Pub General Manager Jordan Rueter and Pub staff members declined to comment.
Min, who is theStudent Association external vice president, said Pub was most profitable back when the drinking age in Texas was 18, prior to 1986.
“Unfortunately, there’s only a subset of students on campus who are over 21 and can buy beer [and] therein lies the problem,” Min, a Jones College junior, said. “While they have other options, students don’t seem to consider them as a place to get food or study. They also have to pay some rental fees, which means they have to make more than just the cost of their raw materials to be profitable.”
Beckwith attributed the increase in Pub’s debt from $14,000 in October 2011 to a number of factors including fewer rentals for events, such as college Pub nights; competition from Valhalla for beer sales; competition from The Hoot for late-night food sales; and increases in fixed costs, such as rent paid to the university and the administrative support fee paid to the Student Center. Beckwith said both the rent and administrative support fee have been discounted. The rent paid to the university includes the costs of utilities and custodial services.
Beckwith said the Student Center does not have the financial resources to continue to cover Pub’s losses.
“[Last year,] we wanted to the give Pub a chance to improve its operations,” Beckwith said. “However, financial projections made at the beginning of the semester indicated that Pub might incur an additional $10,000 in debt.”

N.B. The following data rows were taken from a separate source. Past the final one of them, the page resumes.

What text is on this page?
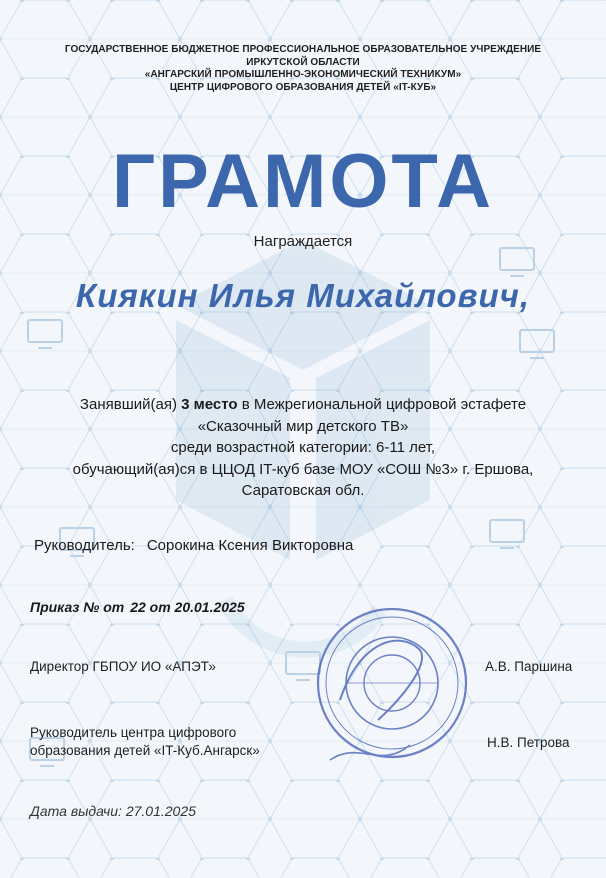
ГОСУДАРСТВЕННОЕ БЮДЖЕТНОЕ ПРОФЕССИОНАЛЬНОЕ ОБРАЗОВАТЕЛЬНОЕ УЧРЕЖДЕНИЕ
ИРКУТСКОЙ ОБЛАСТИ
«АНГАРСКИЙ ПРОМЫШЛЕННО-ЭКОНОМИЧЕСКИЙ ТЕХНИКУМ»
ЦЕНТР ЦИФРОВОГО ОБРАЗОВАНИЯ ДЕТЕЙ «IT-КУБ»
ГРАМОТА
Награждается
Киякин Илья Михайлович,
Занявший(ая) 3 место в Межрегиональной цифровой эстафете
«Сказочный мир детского ТВ»
среди возрастной категории: 6-11 лет,
обучающий(ая)ся в ЦЦОД IT-куб базе МОУ «СОШ №3» г. Ершова,
Саратовская обл.
Руководитель: Сорокина Ксения Викторовна
Приказ № от 22 от 20.01.2025
Директор ГБПОУ ИО «АПЭТ»	А.В. Паршина
Руководитель центра цифрового
образования детей «IT-Куб.Ангарск»
Н.В. Петрова
Дата выдачи: 27.01.2025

Beckwith said that in order to create a sustainable business model, Pub must not primarily rely on revenue from alcoholic beverages.
“Pub needs to find additional ways to generate revenue,” Beckwith said. “Pub cannot rely on selling a product that less than 25 percent of the undergraduate population can purchase. They are making great strides with their food operations; however, many in the Rice community still do not see Willy’s as a place to get a meal.”

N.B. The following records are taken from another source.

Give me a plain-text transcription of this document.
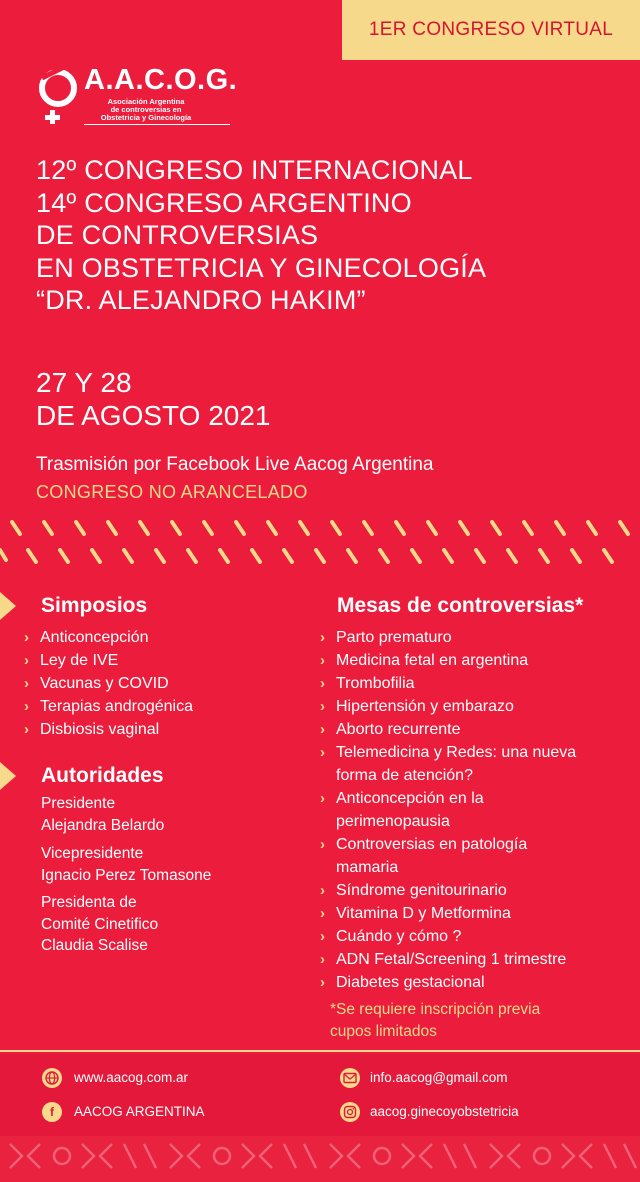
1ER CONGRESO VIRTUAL
A.A.C.O.G.
Asociación Argentina
de controversias en
Obstetricia y Ginecología
12º CONGRESO INTERNACIONAL
14º CONGRESO ARGENTINO
DE CONTROVERSIAS
EN OBSTETRICIA Y GINECOLOGÍA
“DR. ALEJANDRO HAKIM”
27 Y 28
DE AGOSTO 2021
Trasmisión por Facebook Live Aacog Argentina
CONGRESO NO ARANCELADO
Simposios
› Anticoncepción
› Ley de IVE
› Vacunas y COVID
› Terapias androgénica
› Disbiosis vaginal
Autoridades
Presidente
Alejandra Belardo
Vicepresidente
Ignacio Perez Tomasone
Presidenta de
Comité Cinetifico
Claudia Scalise
Mesas de controversias*
› Parto prematuro
› Medicina fetal en argentina
› Trombofilia
› Hipertensión y embarazo
› Aborto recurrente
› Telemedicina y Redes: una nueva
forma de atención?
› Anticoncepción en la
perimenopausia
› Controversias en patología
mamaria
› Síndrome genitourinario
› Vitamina D y Metformina
› Cuándo y cómo ?
› ADN Fetal/Screening 1 trimestre
› Diabetes gestacional
*Se requiere inscripción previa
cupos limitados
www.aacog.com.ar	info.aacog@gmail.com
f	AACOG ARGENTINA	aacog.ginecoyobstetricia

Beckwith said V & W Permits, Inc. members and the Student Center are working with Pub to brainstorm options for a more profitable business model.

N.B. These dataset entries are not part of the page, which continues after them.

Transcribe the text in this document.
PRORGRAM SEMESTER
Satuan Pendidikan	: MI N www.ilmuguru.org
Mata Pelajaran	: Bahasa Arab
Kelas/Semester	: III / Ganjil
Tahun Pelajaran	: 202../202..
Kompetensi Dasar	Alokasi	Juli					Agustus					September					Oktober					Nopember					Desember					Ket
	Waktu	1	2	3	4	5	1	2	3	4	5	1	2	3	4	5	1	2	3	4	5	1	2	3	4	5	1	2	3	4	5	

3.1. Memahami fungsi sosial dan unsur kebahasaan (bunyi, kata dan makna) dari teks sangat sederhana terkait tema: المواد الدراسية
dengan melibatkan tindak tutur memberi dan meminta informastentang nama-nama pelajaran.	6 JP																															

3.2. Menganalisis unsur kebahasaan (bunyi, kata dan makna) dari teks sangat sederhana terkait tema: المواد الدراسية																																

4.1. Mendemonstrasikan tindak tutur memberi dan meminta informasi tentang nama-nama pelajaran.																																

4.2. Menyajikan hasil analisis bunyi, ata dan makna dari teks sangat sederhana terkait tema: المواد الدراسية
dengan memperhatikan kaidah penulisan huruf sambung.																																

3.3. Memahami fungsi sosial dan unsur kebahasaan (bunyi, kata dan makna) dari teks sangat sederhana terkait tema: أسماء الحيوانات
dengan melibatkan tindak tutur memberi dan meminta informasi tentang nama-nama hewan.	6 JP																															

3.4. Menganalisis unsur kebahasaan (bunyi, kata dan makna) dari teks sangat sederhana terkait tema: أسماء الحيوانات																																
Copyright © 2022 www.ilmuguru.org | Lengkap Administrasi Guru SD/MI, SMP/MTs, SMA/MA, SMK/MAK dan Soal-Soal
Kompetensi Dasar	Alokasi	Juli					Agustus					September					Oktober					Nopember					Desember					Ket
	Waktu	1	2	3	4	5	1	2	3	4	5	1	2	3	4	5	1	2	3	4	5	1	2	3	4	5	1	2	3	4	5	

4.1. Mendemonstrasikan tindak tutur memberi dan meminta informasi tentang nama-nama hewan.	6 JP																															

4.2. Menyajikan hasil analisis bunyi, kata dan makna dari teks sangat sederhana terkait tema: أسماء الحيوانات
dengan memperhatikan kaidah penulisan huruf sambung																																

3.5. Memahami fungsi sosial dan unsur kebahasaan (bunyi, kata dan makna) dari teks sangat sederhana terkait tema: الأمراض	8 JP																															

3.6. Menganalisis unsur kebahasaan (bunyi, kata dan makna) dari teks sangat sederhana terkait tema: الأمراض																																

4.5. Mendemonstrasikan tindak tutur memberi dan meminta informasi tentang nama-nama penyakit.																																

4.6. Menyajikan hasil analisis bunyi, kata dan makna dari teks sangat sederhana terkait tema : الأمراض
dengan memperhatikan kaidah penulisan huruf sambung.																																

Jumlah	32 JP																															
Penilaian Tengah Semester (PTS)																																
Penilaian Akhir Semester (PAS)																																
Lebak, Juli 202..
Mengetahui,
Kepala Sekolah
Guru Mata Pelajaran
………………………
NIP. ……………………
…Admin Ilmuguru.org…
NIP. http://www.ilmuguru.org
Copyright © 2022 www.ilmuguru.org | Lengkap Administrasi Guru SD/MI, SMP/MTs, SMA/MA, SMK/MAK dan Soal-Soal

“The Student Center is getting quotes to install a security gate around the bar area that could decrease Pub’s personnel costs by allowing them to close during their less profitable hours,” Beckwith said. “However, it would allow the space to still be used by the Rice community as a lounge, meeting or event space. However, this is just one option that is being considered.”
Brown College sophomore Elena Rodriguez said she thinks Pub is important to the campus.
“Even though it can be a drinking environment, it’s not exactly like a party,” Rodriguez said. “It’s a good place to meet people, socialize and just relax after a long week of classes.”
Wiess College junior Olyver Yau said many students do not know that Pub sells food and its location is more inconvenient than other vendors on campus.
“I don’t know much about Pub,” Yau said. “I don’t really feel like they ever talk about it. The Hoot is easy because it’s in the servery, but you don’t pass through Pub. You have to want to go there already.”
Yau said he was not aware that Pub served options other than alcohol until he was a sophomore and suggested that Pub advertise that information during Orientation Week.
“I feel like people don’t really think of Pub having food and that’s probably why nobody goes,” Yau said.
Rodriguez said Pub should encourage students to come study and work on group projects there.
“I think it would be really good for [Pub] to try to find other ways to earn money because I’d hate to see it close down,” Rodriguez said.